This Is How It Always Is

She sat Poppy down on her bed then kneeled at her feet. This time, she was a little better prepared. “When you change into your nightgown tonight, baby, you need to do it somewhere private. You know?”

“Yeah?” Poppy didn’t sound sure.

“Sweetheart, Aggie doesn’t know you have a penis, and she would probably be really confused to see it, so you either have to tell her or just excuse yourself and go into the bathroom and change.”

“Okay,” said Poppy.

“Which?”

“Which what?”

“Which do you prefer? Should we tell Aggie? She’s such a good friend, baby. You could tell her, and then she’d know, and everything would be fine. You could decide to tell other friends too, or if you told Aggie not to tell anyone else, you know she wouldn’t.”

“What about Nicky?” Barely a whisper.

“Nicky?”

“Remember how Nicky used to be my best friend and then he found out about me, and he was so grossed out he tried to shoot Daddy?”

Rosie rocked back on her heels and waited for the breath to return to her lungs. How had Poppy’s memory twisted that story into this? And when?
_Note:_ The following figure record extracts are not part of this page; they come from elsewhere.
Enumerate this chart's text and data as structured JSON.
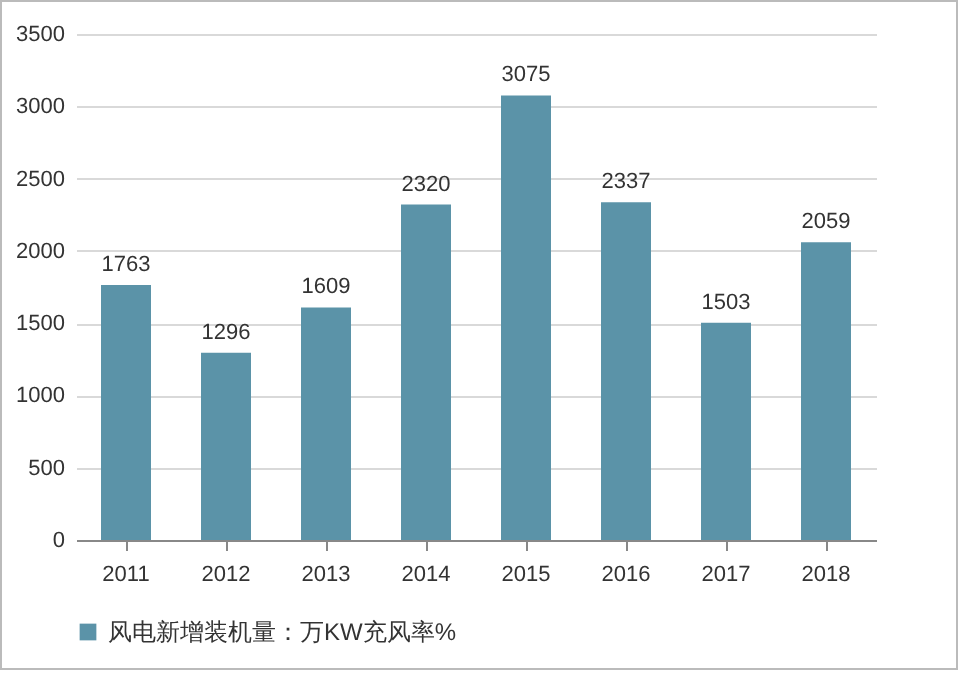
{
  "chart_data": {
    "type": "bar",
    "categories": [
      "2011",
      "2012",
      "2013",
      "2014",
      "2015",
      "2016",
      "2017",
      "2018"
    ],
    "series": [
      {
        "name": "风电新增装机量：万KW充风率%",
        "color": "#5b93a8",
        "values": [
          1763,
          1296,
          1609,
          2320,
          3075,
          2337,
          1503,
          2059
        ]
      }
    ],
    "ylim": [
      0,
      3500
    ],
    "yticks": [
      0,
      500,
      1000,
      1500,
      2000,
      2500,
      3000,
      3500
    ],
    "grid": "y",
    "legend": "bottom",
    "data_labels": true
  }
}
How long had she been carrying this version around? “Oh, sweetheart, no. Nicky was your friend. He was little, but he loved you in his way. It was his father who didn’t understand. Nicky didn’t try to shoot Daddy. Nicky’s daddy didn’t even try to shoot Daddy.”

“But after he found out, he didn’t want to be my friend anymore.”
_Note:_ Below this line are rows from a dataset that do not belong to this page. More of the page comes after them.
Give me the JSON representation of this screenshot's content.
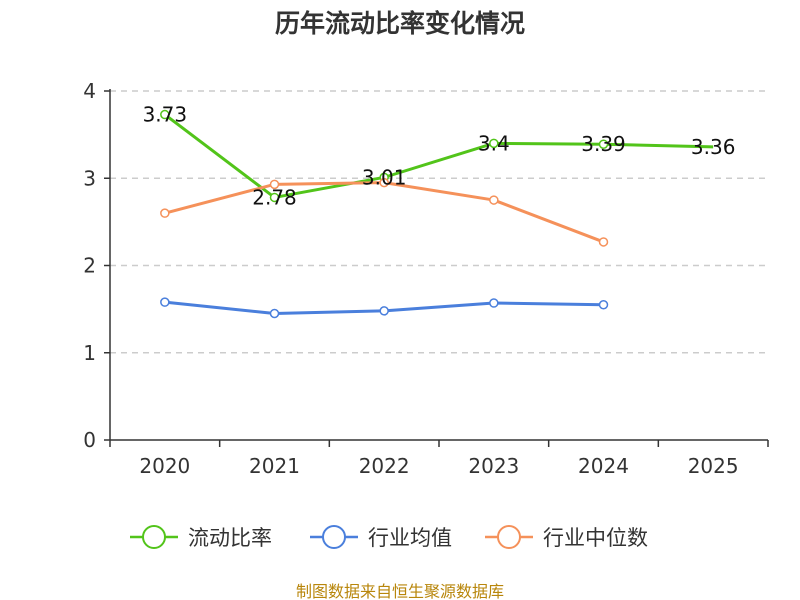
{
  "chart_data": {
    "type": "line",
    "title": "历年流动比率变化情况",
    "categories": [
      "2020",
      "2021",
      "2022",
      "2023",
      "2024",
      "2025"
    ],
    "y_ticks": [
      "0",
      "1",
      "2",
      "3",
      "4"
    ],
    "ylim": [
      0,
      4
    ],
    "grid": true,
    "legend_position": "bottom",
    "series": [
      {
        "name": "流动比率",
        "color": "#52c41a",
        "values": [
          3.73,
          2.78,
          3.01,
          3.4,
          3.39,
          3.36
        ],
        "labels": [
          "3.73",
          "2.78",
          "3.01",
          "3.4",
          "3.39",
          "3.36"
        ],
        "show_points": [
          true,
          true,
          true,
          true,
          true,
          false
        ]
      },
      {
        "name": "行业均值",
        "color": "#4a7fdc",
        "values": [
          1.58,
          1.45,
          1.48,
          1.57,
          1.55,
          null
        ],
        "labels": [],
        "show_points": [
          true,
          true,
          true,
          true,
          true,
          false
        ]
      },
      {
        "name": "行业中位数",
        "color": "#f5915a",
        "values": [
          2.6,
          2.93,
          2.95,
          2.75,
          2.27,
          null
        ],
        "labels": [],
        "show_points": [
          true,
          true,
          true,
          true,
          true,
          false
        ]
      }
    ],
    "source": "制图数据来自恒生聚源数据库"
  }
}
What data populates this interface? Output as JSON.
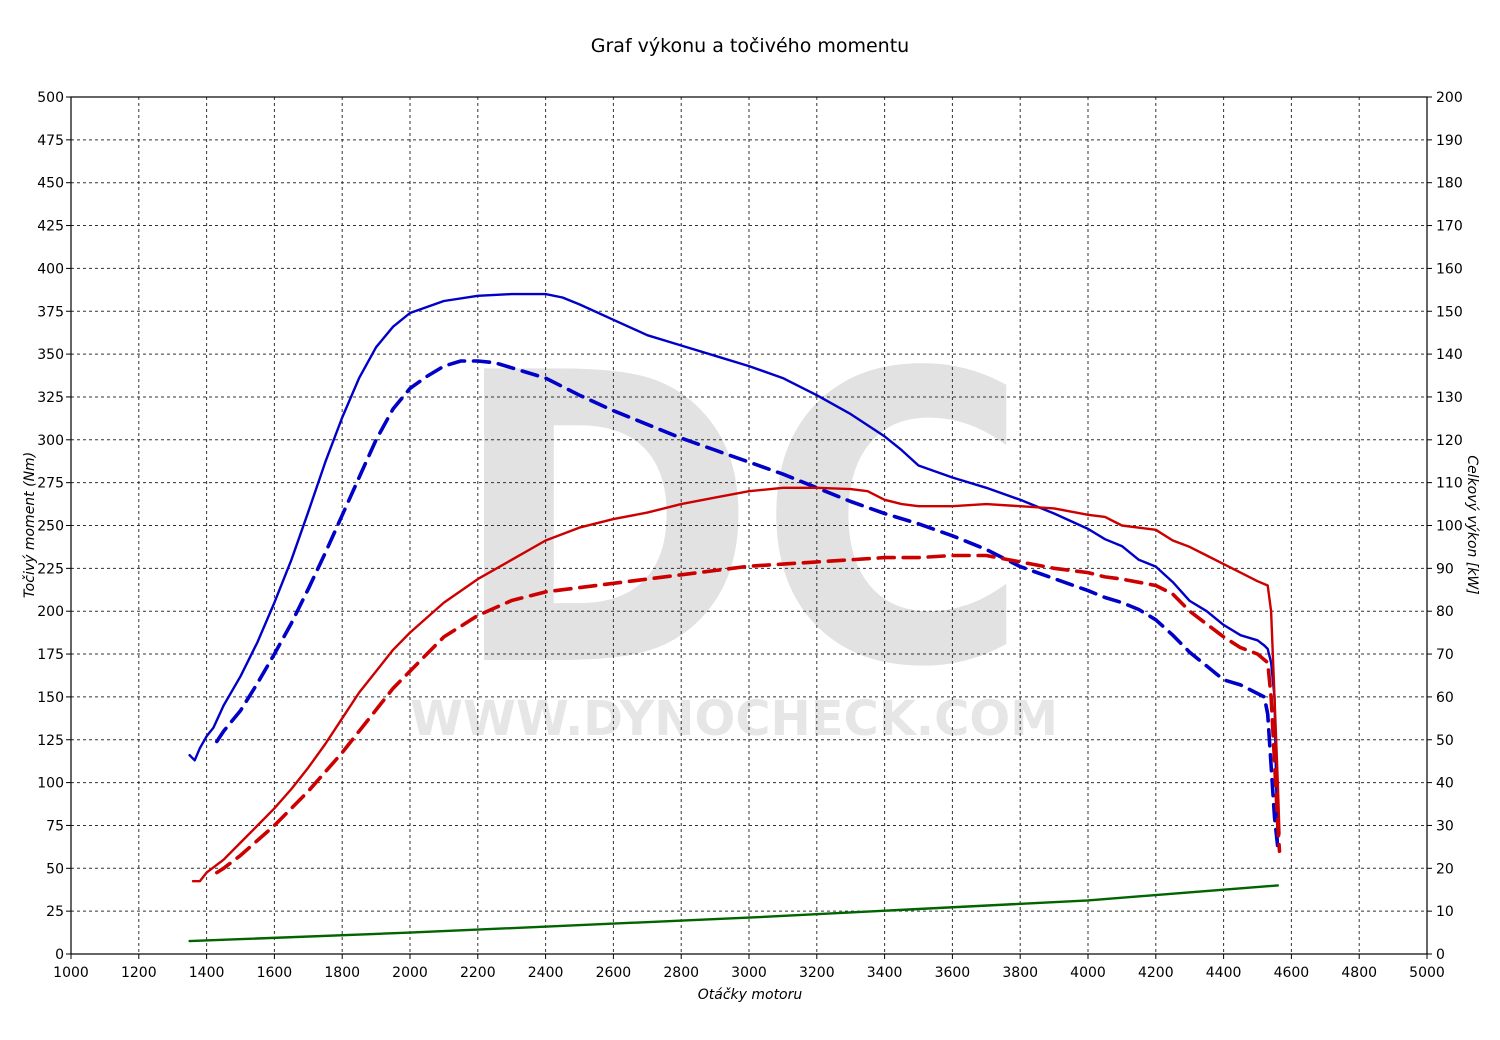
{
  "watermark": {
    "letters": "DC",
    "url": "WWW.DYNOCHECK.COM"
  },
  "chart_data": {
    "type": "line",
    "title": "Graf výkonu a točivého momentu",
    "xlabel": "Otáčky motoru",
    "ylabel_left": "Točivý moment (Nm)",
    "ylabel_right": "Celkový výkon [kW]",
    "xlim": [
      1000,
      5000
    ],
    "ylim_left": [
      0,
      500
    ],
    "ylim_right": [
      0,
      200
    ],
    "grid": true,
    "x_ticks": [
      "1000",
      "1200",
      "1400",
      "1600",
      "1800",
      "2000",
      "2200",
      "2400",
      "2600",
      "2800",
      "3000",
      "3200",
      "3400",
      "3600",
      "3800",
      "4000",
      "4200",
      "4400",
      "4600",
      "4800",
      "5000"
    ],
    "y_left_ticks": [
      "0",
      "25",
      "50",
      "75",
      "100",
      "125",
      "150",
      "175",
      "200",
      "225",
      "250",
      "275",
      "300",
      "325",
      "350",
      "375",
      "400",
      "425",
      "450",
      "475",
      "500"
    ],
    "y_right_ticks": [
      "0",
      "10",
      "20",
      "30",
      "40",
      "50",
      "60",
      "70",
      "80",
      "90",
      "100",
      "110",
      "120",
      "130",
      "140",
      "150",
      "160",
      "170",
      "180",
      "190",
      "200"
    ],
    "series": [
      {
        "axis": "left",
        "color": "#0000c8",
        "dash": false,
        "points": [
          [
            1350,
            116
          ],
          [
            1365,
            113
          ],
          [
            1380,
            120
          ],
          [
            1400,
            127
          ],
          [
            1420,
            132
          ],
          [
            1450,
            145
          ],
          [
            1500,
            162
          ],
          [
            1550,
            182
          ],
          [
            1600,
            205
          ],
          [
            1650,
            230
          ],
          [
            1700,
            258
          ],
          [
            1750,
            287
          ],
          [
            1800,
            313
          ],
          [
            1850,
            336
          ],
          [
            1900,
            354
          ],
          [
            1950,
            366
          ],
          [
            2000,
            374
          ],
          [
            2100,
            381
          ],
          [
            2200,
            384
          ],
          [
            2300,
            385
          ],
          [
            2400,
            385
          ],
          [
            2450,
            383
          ],
          [
            2500,
            379
          ],
          [
            2600,
            370
          ],
          [
            2700,
            361
          ],
          [
            2800,
            355
          ],
          [
            2900,
            349
          ],
          [
            3000,
            343
          ],
          [
            3100,
            336
          ],
          [
            3200,
            326
          ],
          [
            3300,
            315
          ],
          [
            3400,
            302
          ],
          [
            3450,
            294
          ],
          [
            3500,
            285
          ],
          [
            3600,
            278
          ],
          [
            3700,
            272
          ],
          [
            3800,
            265
          ],
          [
            3900,
            257
          ],
          [
            4000,
            248
          ],
          [
            4050,
            242
          ],
          [
            4100,
            238
          ],
          [
            4150,
            230
          ],
          [
            4200,
            226
          ],
          [
            4250,
            217
          ],
          [
            4300,
            206
          ],
          [
            4350,
            200
          ],
          [
            4400,
            192
          ],
          [
            4450,
            186
          ],
          [
            4500,
            183
          ],
          [
            4520,
            180
          ],
          [
            4530,
            178
          ],
          [
            4540,
            170
          ],
          [
            4550,
            150
          ],
          [
            4555,
            100
          ],
          [
            4560,
            65
          ],
          [
            4565,
            60
          ]
        ]
      },
      {
        "axis": "left",
        "color": "#0000c8",
        "dash": true,
        "points": [
          [
            1430,
            124
          ],
          [
            1450,
            130
          ],
          [
            1500,
            142
          ],
          [
            1550,
            158
          ],
          [
            1600,
            175
          ],
          [
            1650,
            193
          ],
          [
            1700,
            213
          ],
          [
            1750,
            234
          ],
          [
            1800,
            256
          ],
          [
            1850,
            278
          ],
          [
            1900,
            300
          ],
          [
            1950,
            318
          ],
          [
            2000,
            330
          ],
          [
            2050,
            337
          ],
          [
            2100,
            343
          ],
          [
            2150,
            346
          ],
          [
            2200,
            346
          ],
          [
            2250,
            345
          ],
          [
            2300,
            342
          ],
          [
            2400,
            336
          ],
          [
            2500,
            326
          ],
          [
            2600,
            317
          ],
          [
            2700,
            309
          ],
          [
            2800,
            301
          ],
          [
            2900,
            294
          ],
          [
            3000,
            287
          ],
          [
            3100,
            280
          ],
          [
            3200,
            272
          ],
          [
            3300,
            264
          ],
          [
            3400,
            257
          ],
          [
            3500,
            251
          ],
          [
            3600,
            244
          ],
          [
            3700,
            236
          ],
          [
            3800,
            226
          ],
          [
            3900,
            219
          ],
          [
            4000,
            212
          ],
          [
            4050,
            208
          ],
          [
            4100,
            205
          ],
          [
            4150,
            201
          ],
          [
            4200,
            195
          ],
          [
            4250,
            186
          ],
          [
            4300,
            176
          ],
          [
            4350,
            168
          ],
          [
            4400,
            160
          ],
          [
            4450,
            157
          ],
          [
            4500,
            152
          ],
          [
            4520,
            150
          ],
          [
            4530,
            140
          ],
          [
            4540,
            110
          ],
          [
            4550,
            80
          ],
          [
            4560,
            62
          ]
        ]
      },
      {
        "axis": "right",
        "color": "#cc0000",
        "dash": false,
        "points": [
          [
            1360,
            17
          ],
          [
            1380,
            17
          ],
          [
            1400,
            19
          ],
          [
            1450,
            22
          ],
          [
            1500,
            26
          ],
          [
            1550,
            30
          ],
          [
            1600,
            34
          ],
          [
            1650,
            38.5
          ],
          [
            1700,
            43.5
          ],
          [
            1750,
            49
          ],
          [
            1800,
            55
          ],
          [
            1850,
            61
          ],
          [
            1900,
            66
          ],
          [
            1950,
            71
          ],
          [
            2000,
            75
          ],
          [
            2050,
            78.5
          ],
          [
            2100,
            82
          ],
          [
            2200,
            87.5
          ],
          [
            2300,
            92
          ],
          [
            2400,
            96.5
          ],
          [
            2500,
            99.5
          ],
          [
            2600,
            101.5
          ],
          [
            2700,
            103
          ],
          [
            2800,
            105
          ],
          [
            2900,
            106.5
          ],
          [
            3000,
            108
          ],
          [
            3100,
            108.8
          ],
          [
            3200,
            108.8
          ],
          [
            3300,
            108.5
          ],
          [
            3350,
            108
          ],
          [
            3400,
            106
          ],
          [
            3450,
            105
          ],
          [
            3500,
            104.5
          ],
          [
            3600,
            104.5
          ],
          [
            3700,
            105
          ],
          [
            3800,
            104.5
          ],
          [
            3900,
            104
          ],
          [
            4000,
            102.5
          ],
          [
            4050,
            102
          ],
          [
            4100,
            100
          ],
          [
            4200,
            99
          ],
          [
            4250,
            96.5
          ],
          [
            4300,
            95
          ],
          [
            4350,
            93
          ],
          [
            4400,
            91
          ],
          [
            4450,
            89
          ],
          [
            4500,
            87
          ],
          [
            4530,
            86
          ],
          [
            4540,
            80
          ],
          [
            4550,
            60
          ],
          [
            4560,
            40
          ],
          [
            4565,
            28
          ]
        ]
      },
      {
        "axis": "right",
        "color": "#cc0000",
        "dash": true,
        "points": [
          [
            1430,
            19
          ],
          [
            1450,
            20
          ],
          [
            1500,
            23
          ],
          [
            1550,
            26.5
          ],
          [
            1600,
            30
          ],
          [
            1650,
            34
          ],
          [
            1700,
            38
          ],
          [
            1750,
            42.5
          ],
          [
            1800,
            47
          ],
          [
            1850,
            52
          ],
          [
            1900,
            57
          ],
          [
            1950,
            62
          ],
          [
            2000,
            66
          ],
          [
            2050,
            70
          ],
          [
            2100,
            74
          ],
          [
            2200,
            79
          ],
          [
            2300,
            82.5
          ],
          [
            2400,
            84.5
          ],
          [
            2500,
            85.5
          ],
          [
            2600,
            86.5
          ],
          [
            2700,
            87.5
          ],
          [
            2800,
            88.5
          ],
          [
            2900,
            89.5
          ],
          [
            3000,
            90.5
          ],
          [
            3100,
            91
          ],
          [
            3200,
            91.5
          ],
          [
            3300,
            92
          ],
          [
            3400,
            92.5
          ],
          [
            3500,
            92.5
          ],
          [
            3600,
            93
          ],
          [
            3700,
            93
          ],
          [
            3800,
            91.5
          ],
          [
            3900,
            90
          ],
          [
            4000,
            89
          ],
          [
            4050,
            88
          ],
          [
            4100,
            87.5
          ],
          [
            4200,
            86
          ],
          [
            4250,
            84
          ],
          [
            4300,
            80
          ],
          [
            4350,
            77
          ],
          [
            4400,
            74
          ],
          [
            4450,
            71.5
          ],
          [
            4500,
            70
          ],
          [
            4530,
            68
          ],
          [
            4540,
            60
          ],
          [
            4550,
            45
          ],
          [
            4560,
            30
          ],
          [
            4565,
            24
          ]
        ]
      },
      {
        "axis": "right",
        "color": "#006400",
        "dash": false,
        "points": [
          [
            1350,
            3
          ],
          [
            2000,
            5
          ],
          [
            3000,
            8.5
          ],
          [
            4000,
            12.5
          ],
          [
            4560,
            16
          ]
        ]
      }
    ]
  }
}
Rosie nodded and said nothing. This wasn’t entirely untrue. And what was true was probably even harder to understand.

“What if Aggie doesn’t want to be my friend when she finds out I’m really a boy?”

“Are you really a boy?” Rosie asked gently.

“No.” The first sure thing out of Poppy’s mouth so far. “I’m not, Mama.”

“No, you’re not. So Aggie won’t think that. We can explain it to her anytime. We can go over right now and tell Aggie together what a wonderful, brave, amazing little girl you are.”

“I don’t want her to think there’s anything weird about me.”

“Why?” said Rosie. “There’s plenty that’s weird about her.”

“Exactly,” said Poppy. “She’s the weird one. I’m the normal one. That’s the way we like it.”

Late that night, after a movie and a skit and toenail painting and LEGO building and thirty-six rounds of Hangman, Aggie took off every stitch of clothing she had on, wandered around naked looking for something she might wear to bed, and eventually donned, commando, a four-sizes-too-big swimsuit cover-up of Cayenne’s. Poppy took her nightgown out of her bag, balled it up in her arms, and headed toward the bathroom.

“You can just change in here,” Aggie assured her. “I’m not embarrassed.”

“Oh,” said Poppy. “Thanks.”

“Are you?”

“Am I what?”

“Embarrassed?”

“No. But … Roverella’s watching me.” Roverella was Aggie’s family’s six-pound Chihuahua. Penn called it a hamster. It followed Aggie everywhere.

Aggie giggled. “Roverella is a watchdog. She watches everything. She loves to see people in their nudies, so I guess you better change in the bathroom.”

Poppy went off, relieved and pleased with herself. It was years before it struck Aggie as strange that someone would be embarrassed to change in front of a dog.